To George Washington from Pierce Butler, 6 August 1789
From Pierce Butler
[New York] August the 6th 1789
Sir
I have the honor to inclose to You a letter that came under Cover to me, and which I have just now rec’d from Mrs Greene.1 I have the honor to be Yr Excellencys most Obedt Servt
P. Butler
ALS, DLC:GW.
1. The endorsement to this letter notes that the enclosure was “a Letter from Mr Jas Seagrove,” possibly Seagrove’s letter to GW of 24 July.

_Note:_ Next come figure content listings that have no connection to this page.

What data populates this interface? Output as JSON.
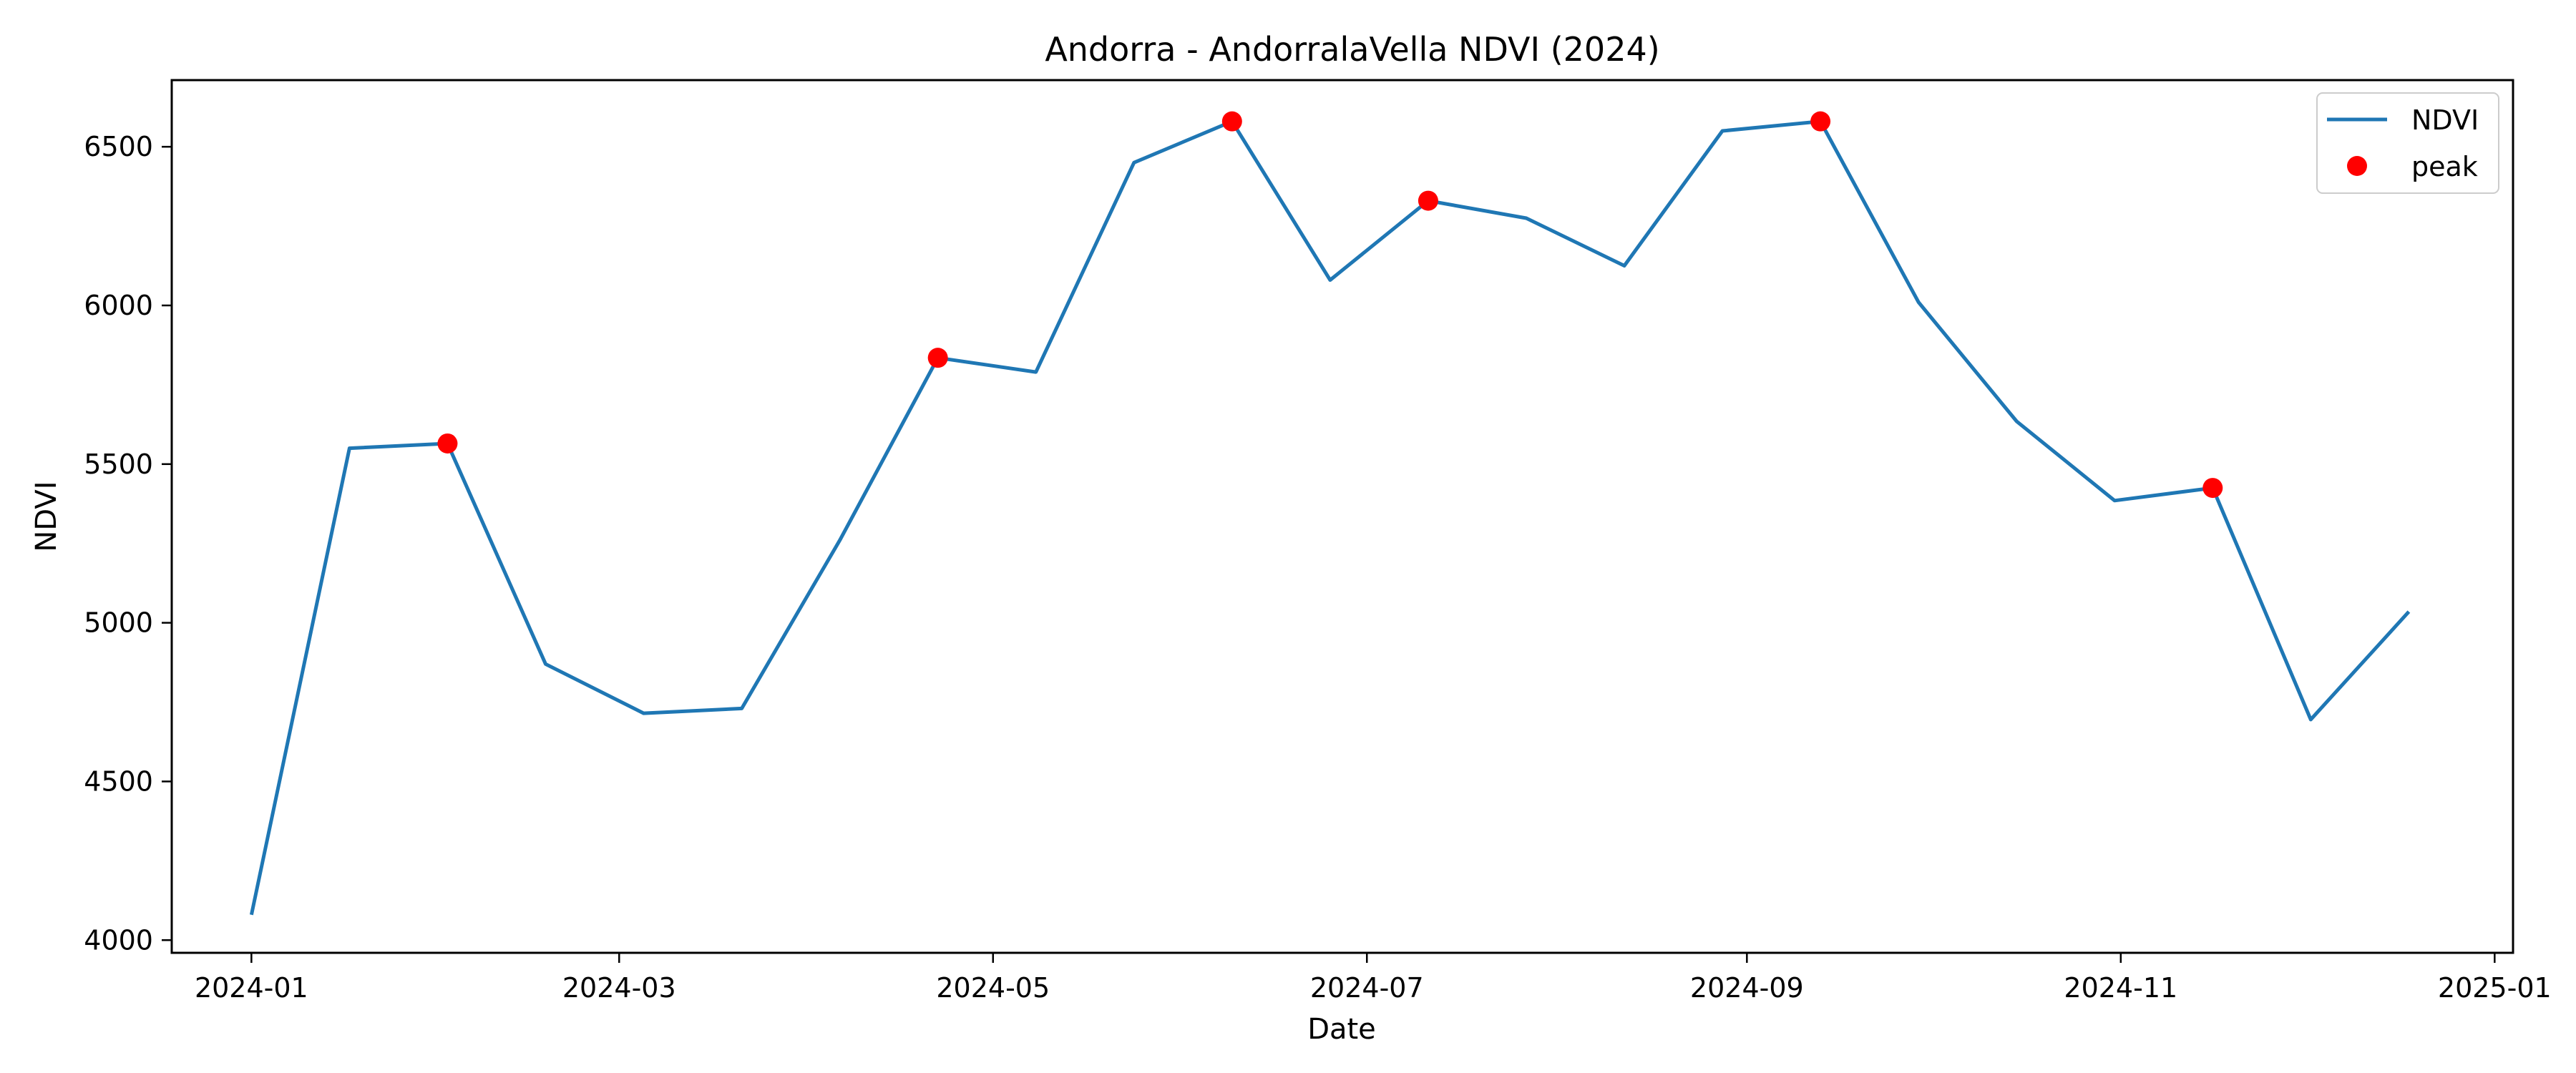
{
  "chart_data": {
    "type": "line",
    "title": "Andorra - AndorralaVella NDVI (2024)",
    "xlabel": "Date",
    "ylabel": "NDVI",
    "x_ticks": [
      "2024-01",
      "2024-03",
      "2024-05",
      "2024-07",
      "2024-09",
      "2024-11",
      "2025-01"
    ],
    "y_ticks": [
      4000,
      4500,
      5000,
      5500,
      6000,
      6500
    ],
    "xlim": [
      "2023-12-19",
      "2025-01-04"
    ],
    "ylim": [
      3960,
      6710
    ],
    "grid": false,
    "legend_position": "top-right",
    "legend": [
      "NDVI",
      "peak"
    ],
    "colors": {
      "line": "#1f77b4",
      "peak": "#ff0000"
    },
    "series": [
      {
        "name": "NDVI",
        "x": [
          "2024-01-01",
          "2024-01-17",
          "2024-02-02",
          "2024-02-18",
          "2024-03-05",
          "2024-03-21",
          "2024-04-06",
          "2024-04-22",
          "2024-05-08",
          "2024-05-24",
          "2024-06-09",
          "2024-06-25",
          "2024-07-11",
          "2024-07-27",
          "2024-08-12",
          "2024-08-28",
          "2024-09-13",
          "2024-09-29",
          "2024-10-15",
          "2024-10-31",
          "2024-11-16",
          "2024-12-02",
          "2024-12-18"
        ],
        "values": [
          4080,
          5550,
          5565,
          4870,
          4715,
          4730,
          5260,
          5835,
          5790,
          6450,
          6580,
          6080,
          6330,
          6275,
          6125,
          6550,
          6580,
          6010,
          5635,
          5385,
          5425,
          4695,
          5035
        ]
      },
      {
        "name": "peak",
        "x": [
          "2024-02-02",
          "2024-04-22",
          "2024-06-09",
          "2024-07-11",
          "2024-09-13",
          "2024-11-16"
        ],
        "values": [
          5565,
          5835,
          6580,
          6330,
          6580,
          5425
        ]
      }
    ]
  }
}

Catharine Littlefield Greene (1755–1814), widow of Gen. Nathanael Greene, had recently arrived in New York from her plantation in Georgia. She spent the summer of 1789 in the city, pressing for congressional settlement of her husband’s Revolutionary War accounts and pursuing an active social life including frequent invitations from the Washingtons. As she wrote Nathaniel Pendleton on 7 Aug., “I have been most graciously received by the President and his Lady—and am to dine with them tomorrow—a very great honor I can assure you[.] on Levee Days No person presumes to sit in his presents—and he is treated in most respects as if he had a crown he however did me the honor to give me a kiss for which I made my best cortesy and thanked him” (NHi: Nathaniel Pendleton Papers).